One of the systems that has certainly made Bitcoin payments safe for customers and merchants is what is known as Bitcoin escrow, a kind of filter of security for parties that use it to avoid falling for online scams.

Therefore, an escrow is a tool that acts as a link between two or more parties for a payment, in this case in Bitcoin, allowing them to block or freeze funds until the conditions of the sale are met and both parties are satisfied.

A practical example of Bitcoin escrow

Suppose, for example, that a user wants to buy a good or service from an online seller and accepts Bitcoin.

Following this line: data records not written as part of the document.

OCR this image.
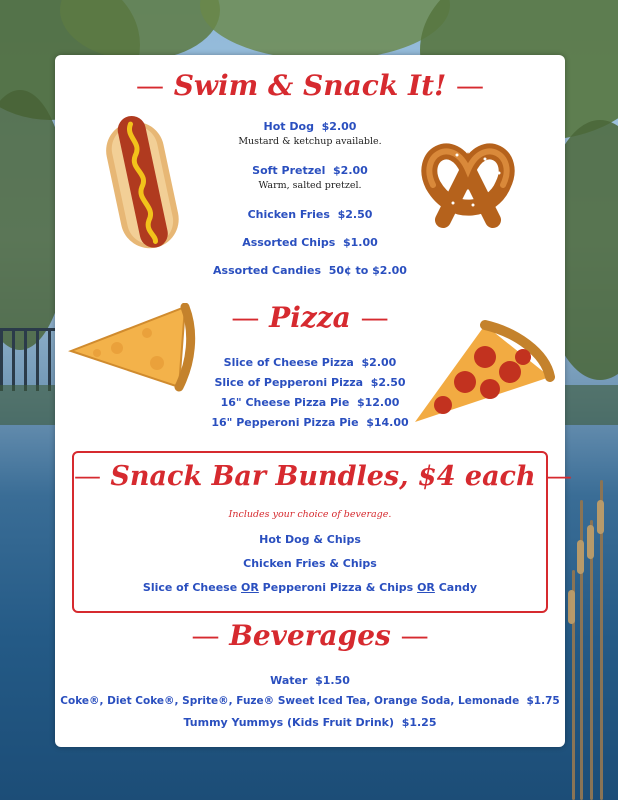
— Swim & Snack It! —
Hot Dog $2.00
Mustard & ketchup available.
Soft Pretzel $2.00
Warm, salted pretzel.
Chicken Fries $2.50
Assorted Chips $1.00
Assorted Candies 50¢ to $2.00
— Pizza —
Slice of Cheese Pizza $2.00
Slice of Pepperoni Pizza $2.50
16" Cheese Pizza Pie $12.00
16" Pepperoni Pizza Pie $14.00
— Snack Bar Bundles, $4 each —
Includes your choice of beverage.
Hot Dog & Chips
Chicken Fries & Chips
Slice of Cheese OR Pepperoni Pizza & Chips OR Candy
— Beverages —
Water $1.50
Coke®, Diet Coke®, Sprite®, Fuze® Sweet Iced Tea, Orange Soda, Lemonade $1.75
Tummy Yummys (Kids Fruit Drink) $1.25
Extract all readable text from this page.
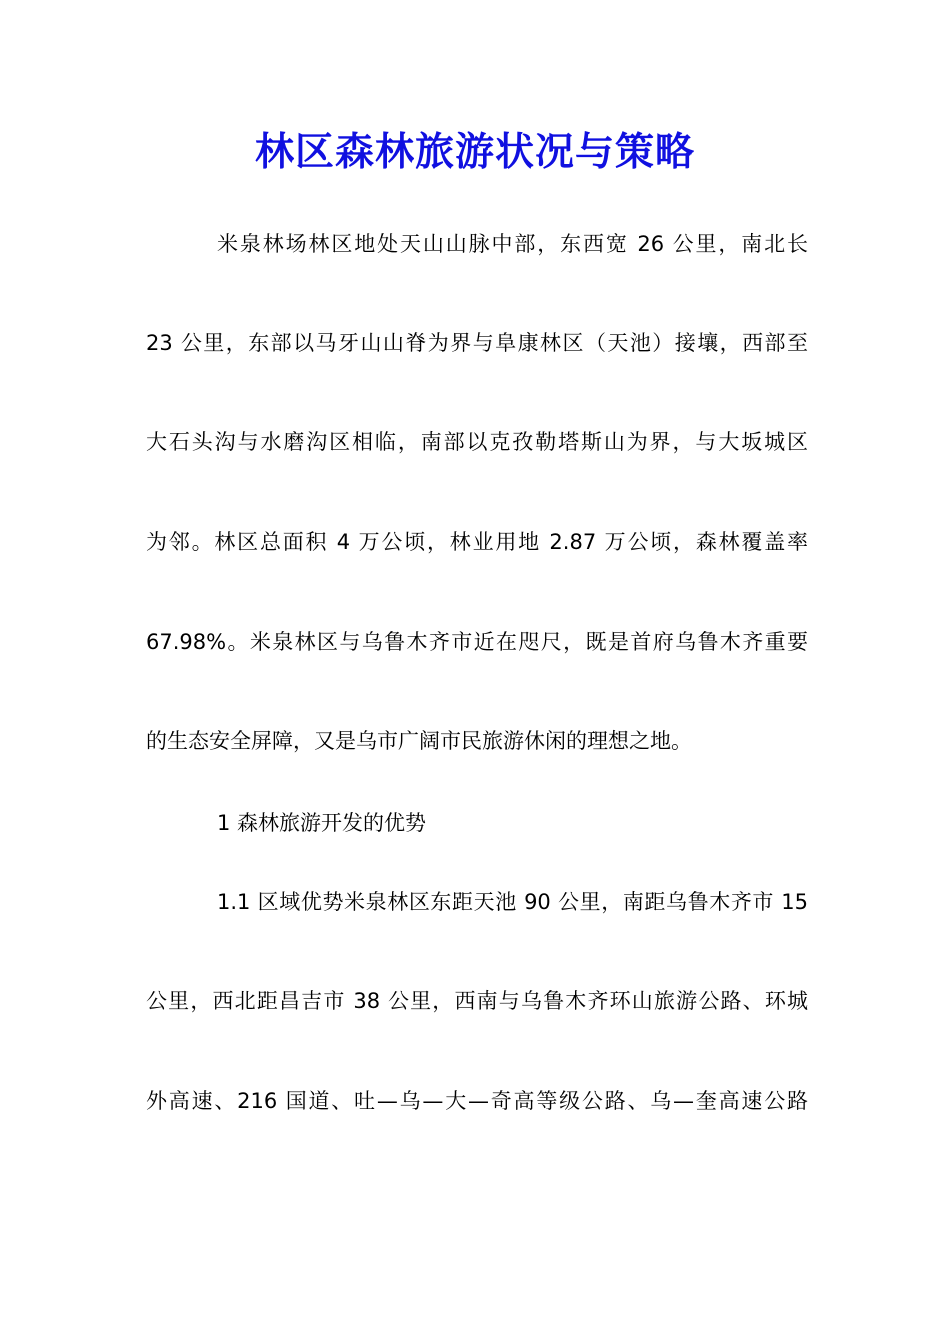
林区森林旅游状况与策略
米泉林场林区地处天山山脉中部，东西宽 26 公里，南北长
23 公里，东部以马牙山山脊为界与阜康林区（天池）接壤，西部至
大石头沟与水磨沟区相临，南部以克孜勒塔斯山为界，与大坂城区
为邻。林区总面积 4 万公顷，林业用地 2.87 万公顷，森林覆盖率
67.98%。米泉林区与乌鲁木齐市近在咫尺，既是首府乌鲁木齐重要
的生态安全屏障，又是乌市广阔市民旅游休闲的理想之地。
1 森林旅游开发的优势
1.1 区域优势米泉林区东距天池 90 公里，南距乌鲁木齐市 15
公里，西北距昌吉市 38 公里，西南与乌鲁木齐环山旅游公路、环城
外高速、216 国道、吐—乌—大—奇高等级公路、乌—奎高速公路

The amount in BTC sent to purchase a product will be blocked until the seller provides the merchandise to the buyer and the buyer is satisfied.

This is a great method, especially if you buy a service online, for example from a freelancer, or if the seller or buyer is someone you don't know.

They may not finish the job, get it wrong, or ship no product. Thus, Escrow provides additional security.

Using an escrow, which can also be called guarantee deposit, the buyer does not send the bitcoin directly to the seller, but to an escrow address, which allows the seller to verify it, but keeps the funds locked until the buyer is satisfied.

Obviously, this is only one of the uses of this system. In the event of disputes, the system provides an arbitrator who will decide whether to refund the buyer or proceed with payment to the seller.

This escrow system with Bitcoin is actually the same mechanism found when used PayPal. Nothing new has been invented, simply escrow has also been applied in the world of cryptocurrencies.

The system is used on various cryptocurrency platforms, such as LocalBitcoins, which has an escrow system to make transfers safe.

It is also often used on the dark web, to avoid problems like those that occurred a long time ago with Empire Market, for example.